Being an expectant mother, Marge embodied what archaic ideologies demanded from a woman. This was further implied by the dearth of other female characters in the story, who either adhered to a demeaning stereotype or were only incidental. There’s blundering abductee Jean Lundegaard (Kristin Rudrüd) who ran upstairs instead of through the door, the ditzy hookers who couldn’t remember details, small-talking clerks, and the irate customer’s wife whose only contribution in that scene was to pacify her husband, which she barely even could. But through it all, there was Marge breaking the mold and subverting the toxic masculinity rampant in the plot. She’s the headstrong protagonist who’d fearlessly take on the perpetrators and prevail, during her third trimester at that.

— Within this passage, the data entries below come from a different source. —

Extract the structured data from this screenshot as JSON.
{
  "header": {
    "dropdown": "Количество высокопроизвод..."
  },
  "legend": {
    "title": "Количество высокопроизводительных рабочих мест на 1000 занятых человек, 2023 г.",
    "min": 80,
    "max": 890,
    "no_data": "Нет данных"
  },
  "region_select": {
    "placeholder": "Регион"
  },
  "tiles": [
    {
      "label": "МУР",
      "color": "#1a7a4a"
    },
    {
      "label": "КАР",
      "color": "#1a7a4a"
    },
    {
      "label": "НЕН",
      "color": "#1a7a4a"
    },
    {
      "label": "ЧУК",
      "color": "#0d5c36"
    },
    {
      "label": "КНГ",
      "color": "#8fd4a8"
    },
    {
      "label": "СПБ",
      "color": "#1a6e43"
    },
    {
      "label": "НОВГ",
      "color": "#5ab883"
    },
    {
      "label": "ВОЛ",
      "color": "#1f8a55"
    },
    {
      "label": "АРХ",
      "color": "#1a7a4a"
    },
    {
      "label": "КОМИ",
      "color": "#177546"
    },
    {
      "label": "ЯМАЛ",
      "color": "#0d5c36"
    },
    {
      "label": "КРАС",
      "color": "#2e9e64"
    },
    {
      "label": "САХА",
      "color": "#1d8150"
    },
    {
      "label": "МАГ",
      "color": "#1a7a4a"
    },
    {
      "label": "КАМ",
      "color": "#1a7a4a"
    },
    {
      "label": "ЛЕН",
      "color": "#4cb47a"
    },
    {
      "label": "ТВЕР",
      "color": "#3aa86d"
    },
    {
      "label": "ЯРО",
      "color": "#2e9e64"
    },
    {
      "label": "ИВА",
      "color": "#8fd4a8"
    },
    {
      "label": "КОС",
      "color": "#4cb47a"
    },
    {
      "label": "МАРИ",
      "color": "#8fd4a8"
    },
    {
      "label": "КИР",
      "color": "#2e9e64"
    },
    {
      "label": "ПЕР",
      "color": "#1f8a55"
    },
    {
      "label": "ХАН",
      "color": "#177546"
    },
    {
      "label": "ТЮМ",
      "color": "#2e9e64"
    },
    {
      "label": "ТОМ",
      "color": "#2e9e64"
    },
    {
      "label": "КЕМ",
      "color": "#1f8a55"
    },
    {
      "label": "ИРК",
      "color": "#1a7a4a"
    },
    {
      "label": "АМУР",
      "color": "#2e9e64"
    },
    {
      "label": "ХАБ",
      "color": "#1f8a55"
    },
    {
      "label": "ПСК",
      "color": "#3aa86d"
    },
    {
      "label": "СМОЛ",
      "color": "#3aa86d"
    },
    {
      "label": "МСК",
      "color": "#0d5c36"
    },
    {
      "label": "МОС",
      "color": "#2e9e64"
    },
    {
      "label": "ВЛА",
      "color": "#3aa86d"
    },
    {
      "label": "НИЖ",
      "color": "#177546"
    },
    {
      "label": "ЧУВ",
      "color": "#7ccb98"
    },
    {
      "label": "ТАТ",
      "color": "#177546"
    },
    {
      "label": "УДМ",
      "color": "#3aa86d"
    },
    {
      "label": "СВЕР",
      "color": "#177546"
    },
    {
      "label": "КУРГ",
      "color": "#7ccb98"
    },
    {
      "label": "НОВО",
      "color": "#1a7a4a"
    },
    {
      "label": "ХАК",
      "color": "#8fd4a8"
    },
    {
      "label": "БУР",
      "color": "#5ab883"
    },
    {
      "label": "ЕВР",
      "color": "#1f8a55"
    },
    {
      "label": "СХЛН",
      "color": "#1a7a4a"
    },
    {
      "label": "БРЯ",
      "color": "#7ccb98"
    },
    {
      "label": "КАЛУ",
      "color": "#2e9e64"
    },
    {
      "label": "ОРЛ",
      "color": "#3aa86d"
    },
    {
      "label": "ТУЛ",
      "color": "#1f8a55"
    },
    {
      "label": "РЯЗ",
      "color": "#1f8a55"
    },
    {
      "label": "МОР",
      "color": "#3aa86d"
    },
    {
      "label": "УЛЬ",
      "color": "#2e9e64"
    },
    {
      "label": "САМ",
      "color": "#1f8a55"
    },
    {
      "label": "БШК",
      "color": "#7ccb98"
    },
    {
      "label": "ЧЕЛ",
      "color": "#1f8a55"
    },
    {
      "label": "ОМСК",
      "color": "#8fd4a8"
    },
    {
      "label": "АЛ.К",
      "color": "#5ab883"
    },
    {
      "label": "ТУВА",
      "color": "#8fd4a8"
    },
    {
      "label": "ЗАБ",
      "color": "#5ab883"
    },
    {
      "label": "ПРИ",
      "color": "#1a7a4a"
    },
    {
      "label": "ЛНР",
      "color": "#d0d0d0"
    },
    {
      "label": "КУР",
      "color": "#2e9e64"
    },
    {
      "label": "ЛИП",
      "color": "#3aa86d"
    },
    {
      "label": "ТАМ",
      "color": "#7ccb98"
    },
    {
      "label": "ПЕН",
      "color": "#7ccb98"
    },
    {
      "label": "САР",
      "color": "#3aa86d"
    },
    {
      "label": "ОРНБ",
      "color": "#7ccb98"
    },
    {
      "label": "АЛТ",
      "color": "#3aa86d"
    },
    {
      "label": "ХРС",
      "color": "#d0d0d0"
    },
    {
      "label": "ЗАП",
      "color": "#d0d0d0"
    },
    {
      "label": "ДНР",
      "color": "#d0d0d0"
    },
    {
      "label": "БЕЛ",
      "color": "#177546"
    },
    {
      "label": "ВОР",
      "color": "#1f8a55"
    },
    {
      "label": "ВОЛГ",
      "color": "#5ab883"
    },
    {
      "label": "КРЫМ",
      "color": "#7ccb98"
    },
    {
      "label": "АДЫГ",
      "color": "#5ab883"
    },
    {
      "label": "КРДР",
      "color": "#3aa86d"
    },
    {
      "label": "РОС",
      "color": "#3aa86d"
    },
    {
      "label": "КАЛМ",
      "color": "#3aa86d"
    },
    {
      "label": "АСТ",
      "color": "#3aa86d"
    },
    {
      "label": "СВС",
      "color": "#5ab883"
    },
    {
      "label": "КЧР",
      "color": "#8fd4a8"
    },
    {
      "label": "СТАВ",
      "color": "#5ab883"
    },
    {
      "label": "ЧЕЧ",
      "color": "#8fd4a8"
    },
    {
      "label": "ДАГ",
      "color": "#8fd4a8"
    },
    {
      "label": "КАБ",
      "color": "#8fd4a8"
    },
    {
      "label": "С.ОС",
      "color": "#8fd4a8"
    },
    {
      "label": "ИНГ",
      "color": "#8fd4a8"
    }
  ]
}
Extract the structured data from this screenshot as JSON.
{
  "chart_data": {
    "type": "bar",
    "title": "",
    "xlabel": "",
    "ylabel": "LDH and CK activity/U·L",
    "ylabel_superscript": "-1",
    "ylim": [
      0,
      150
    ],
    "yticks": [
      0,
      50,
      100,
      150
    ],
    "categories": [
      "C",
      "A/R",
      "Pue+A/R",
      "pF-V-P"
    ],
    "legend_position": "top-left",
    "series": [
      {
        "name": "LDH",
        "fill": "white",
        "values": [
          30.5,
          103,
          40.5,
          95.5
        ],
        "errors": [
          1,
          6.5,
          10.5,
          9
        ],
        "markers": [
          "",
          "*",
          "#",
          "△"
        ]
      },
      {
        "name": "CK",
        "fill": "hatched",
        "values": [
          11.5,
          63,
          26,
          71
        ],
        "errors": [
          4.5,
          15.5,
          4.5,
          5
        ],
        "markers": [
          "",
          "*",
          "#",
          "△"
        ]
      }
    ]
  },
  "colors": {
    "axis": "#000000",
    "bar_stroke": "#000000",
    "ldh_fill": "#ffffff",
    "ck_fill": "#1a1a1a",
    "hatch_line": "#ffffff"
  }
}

This is where it deviates from film noir convention altogether, by adding a righteous figure and a likeable one at that.
It’s been a quarter-century since Fargo premiered. In one of its previews, the late Gene Siskel told the late Roger Ebert, “This is why we love movies”. To many, that sentiment wasn’t difficult to share. The film earned $60 million at the box office, which was 8 ½ times higher than their production budget and, well, definitely higher than what Jerry wanted to extort. It also earned the Coens their first Oscar for Best Original Screenplay, but lost the plum prize to The English Patient, because the Academy loves an epic. They did, however, finally get their due 11 years later for No Country For Old Men (2007).
But figures and accolades aside, the film’s most remarkable feat, if we can even call it that, was how it tampered with the concept of reality. See, the Coens infamously presented the story as truth, and that much was conveyed in the opening text:
This is a true story. The events depicted in this film took place in Minnesota in 1987. At the request of the survivors, the names have been changed. Out of respect for the dead, the rest has been told exactly as it occurred.
Except, none of them really occurred. At best, some of the events were claimed to be snippets of true-to-life cases, i.e. the climactic woodchipper scene was supposedly inspired by the 1986 murder of a Danish flight attendant. But even that was never totally confirmed. The explanations were never clear. Perhaps, the Coens wanted to keep it that way.
The ploy can be interpreted as an extension of one of the movie’s themes, which is deception. By the time initial audiences spotted the standard “all persons fictitious” disclaimer in the end credits, they realized they’ve been duped as well. Not that it mattered at that point. They bought the outrageousness. They were entertained. And the Coens? They darn tootin’ got away with it.
Such was the brothers’ knack for teasing their audience. By passing off fiction as fact, it heightened the intrigue and prolonged the suspension of disbelief. The gimmick would later on be replicated in the ongoing spin-off series, which, while disconnected from the film’s story arc, is set in the same fictional universe.
For such a quiet film, Fargo was indeed quite the anarchist. It shattered (snow-covered) glass ceilings, mocked gender biases then obliterated them, and sent shocks while keeping the same somnolent tone throughout. Above all, it traipsed the fine line between real and fabricated, therefore showing us that believability doesn’t always require authenticity. All that with Muzak in the background.